The tragic reality is that our governments have been lurching from shambles to debacle in the implementation of a sound healthpolicy. Apart from the wonderful period of Olikoye Ransome-Kuti as Health Minister, our health policy has always been deficient in primary health care. But quite strategically, it is the level of health care that places emphasis on reducing exclusion and social disparities in health (universal coverage reforms); organising health services around people’s needs and expectations (service delivery reforms); integrating health into all sectors (public policy reforms); pursuing collaborative models of policy dialogue (leadership reforms) and increasing stakeholder participation that is critical. This explains why 700,000 under-five Nigerian children died between 2000 and 2010. Sixty per cent of the victims lost their lives to malaria (20 per cent), pneumonia (17 per cent), prematurity (12 per cent) and diarrhoea (11 per cent). Although deaths from measles have decelerated, in 2013, the disease broke out in full force in 12 Northern states, infecting 4,000 children and killing 36.

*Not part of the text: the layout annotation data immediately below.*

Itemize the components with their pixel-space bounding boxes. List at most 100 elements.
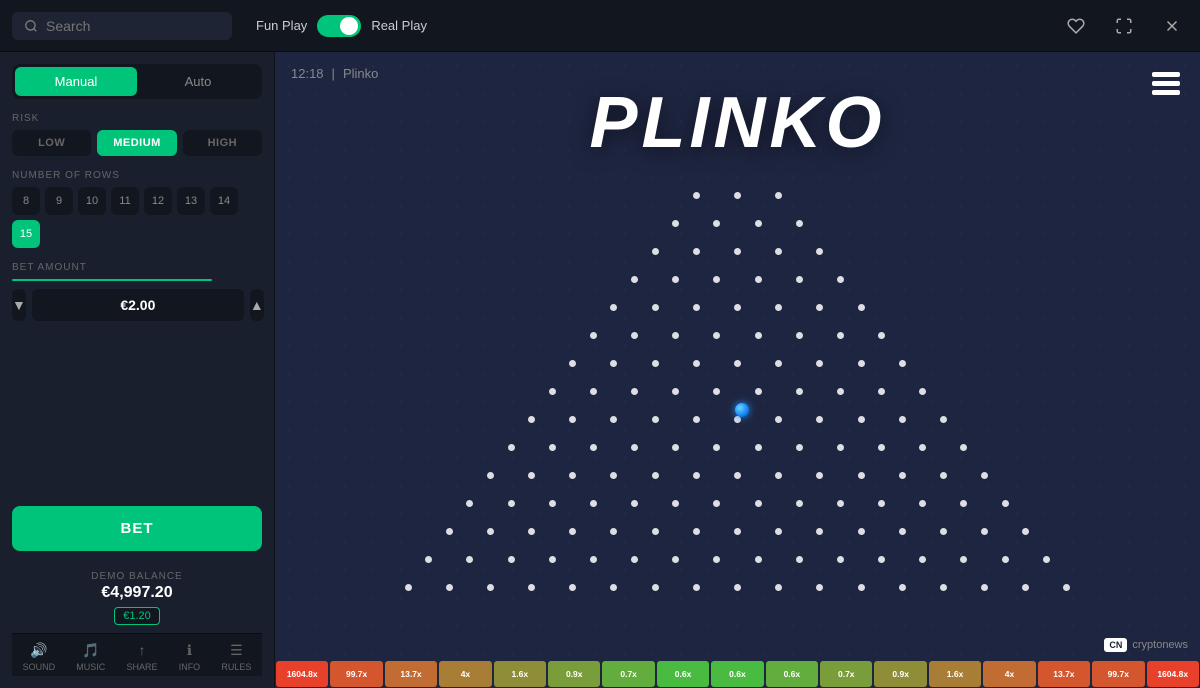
peg [940, 528, 947, 535]
peg [693, 192, 700, 199]
peg [1063, 584, 1070, 591]
peg [1022, 528, 1029, 535]
peg [796, 500, 803, 507]
row-btn-9[interactable]: 9 [45, 187, 73, 215]
peg [652, 416, 659, 423]
peg [858, 584, 865, 591]
peg [569, 416, 576, 423]
peg [755, 220, 762, 227]
bet-amount-bar [12, 279, 212, 281]
peg [796, 220, 803, 227]
mult-slot-16: 1604.8x [1147, 661, 1199, 687]
tab-auto[interactable]: Auto [137, 67, 259, 96]
peg [508, 556, 515, 563]
peg [837, 332, 844, 339]
peg [981, 528, 988, 535]
peg [713, 388, 720, 395]
mult-slot-14: 13.7x [1038, 661, 1090, 687]
game-time: 12:18 [291, 66, 324, 81]
row-btn-13[interactable]: 13 [177, 187, 205, 215]
risk-medium[interactable]: MEDIUM [97, 130, 176, 156]
peg [610, 304, 617, 311]
peg [652, 584, 659, 591]
rules-icon: ☰ [226, 640, 246, 660]
bet-button[interactable]: BET [12, 506, 262, 551]
info-label: INFO [179, 662, 201, 672]
peg [899, 584, 906, 591]
peg [858, 360, 865, 367]
mult-slot-13: 4x [983, 661, 1035, 687]
game-area: 12:18 | Plinko PLINKO 1604.8x99.7x13.7x4… [275, 52, 1200, 688]
fullscreen-button[interactable] [1108, 10, 1140, 42]
demo-balance-section: DEMO BALANCE €4,997.20 €1.20 [12, 563, 262, 633]
peg [672, 388, 679, 395]
peg [775, 248, 782, 255]
row-btn-14[interactable]: 14 [210, 187, 238, 215]
peg [1043, 556, 1050, 563]
footer-nav-sound[interactable]: 🔊SOUND [23, 640, 56, 672]
bet-amount-input[interactable] [32, 289, 244, 321]
peg [837, 556, 844, 563]
footer-nav: 🔊SOUND 🎵MUSIC ↑SHARE ℹINFO ☰RULES [12, 633, 262, 676]
peg [590, 556, 597, 563]
peg [919, 444, 926, 451]
peg [610, 416, 617, 423]
sound-icon: 🔊 [29, 640, 49, 660]
row-btn-15[interactable]: 15 [12, 220, 40, 248]
peg [631, 388, 638, 395]
mult-slot-5: 0.9x [548, 661, 600, 687]
tab-manual[interactable]: Manual [15, 67, 137, 96]
peg [940, 472, 947, 479]
peg [672, 444, 679, 451]
mult-slot-15: 99.7x [1092, 661, 1144, 687]
demo-balance-amount: €4,997.20 [12, 584, 262, 602]
peg [693, 584, 700, 591]
peg [878, 556, 885, 563]
peg [549, 444, 556, 451]
play-mode-toggle[interactable] [317, 15, 361, 37]
peg [899, 416, 906, 423]
peg [590, 500, 597, 507]
plinko-ball [735, 403, 749, 417]
mult-slot-12: 1.6x [929, 661, 981, 687]
footer-nav-music[interactable]: 🎵MUSIC [76, 640, 105, 672]
row-btn-12[interactable]: 12 [144, 187, 172, 215]
search-input[interactable] [46, 18, 206, 34]
peg [693, 248, 700, 255]
bet-increase-button[interactable]: ▲ [250, 289, 264, 321]
peg [816, 360, 823, 367]
music-label: MUSIC [76, 662, 105, 672]
peg [652, 248, 659, 255]
peg [775, 472, 782, 479]
risk-label: RISK [12, 113, 262, 124]
risk-low[interactable]: LOW [12, 130, 91, 156]
peg [734, 528, 741, 535]
footer-nav-info[interactable]: ℹINFO [179, 640, 201, 672]
peg [816, 304, 823, 311]
peg [508, 444, 515, 451]
game-header: 12:18 | Plinko [291, 66, 378, 81]
main-layout: Manual Auto RISK LOW MEDIUM HIGH NUMBER … [0, 52, 1200, 688]
peg [631, 332, 638, 339]
game-logo-icon [1148, 66, 1184, 108]
search-box[interactable] [12, 12, 232, 40]
bet-decrease-button[interactable]: ▼ [12, 289, 26, 321]
row-btn-11[interactable]: 11 [111, 187, 139, 215]
cn-logo: CN [1104, 638, 1127, 652]
peg [960, 500, 967, 507]
peg [775, 528, 782, 535]
peg [528, 584, 535, 591]
peg [569, 360, 576, 367]
game-separator: | [332, 66, 335, 81]
row-btn-8[interactable]: 8 [12, 187, 40, 215]
peg [1022, 584, 1029, 591]
close-button[interactable] [1156, 10, 1188, 42]
risk-high[interactable]: HIGH [183, 130, 262, 156]
favorite-button[interactable] [1060, 10, 1092, 42]
footer-nav-rules[interactable]: ☰RULES [221, 640, 251, 672]
peg [693, 360, 700, 367]
peg [446, 584, 453, 591]
row-btn-10[interactable]: 10 [78, 187, 106, 215]
footer-nav-share[interactable]: ↑SHARE [126, 640, 157, 672]
peg [734, 248, 741, 255]
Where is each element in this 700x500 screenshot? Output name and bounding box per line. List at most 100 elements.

But we have no excuse for the awful figures. Coming out of colonialism, Nigeria had one of the best health systems in the Commonwealth. If positive change is to emerge, we need urgent measures to combat these negative indicators. From the way health authorities rose fiercely to curtail the Ebola Virus Disease, it is evident that with a strong political will the country has the requisite human and financial resources to tackle any debilitating health challenge. The silver bullet strategy is to provide the best available care to mothers and infants across ethnic and geographic divides.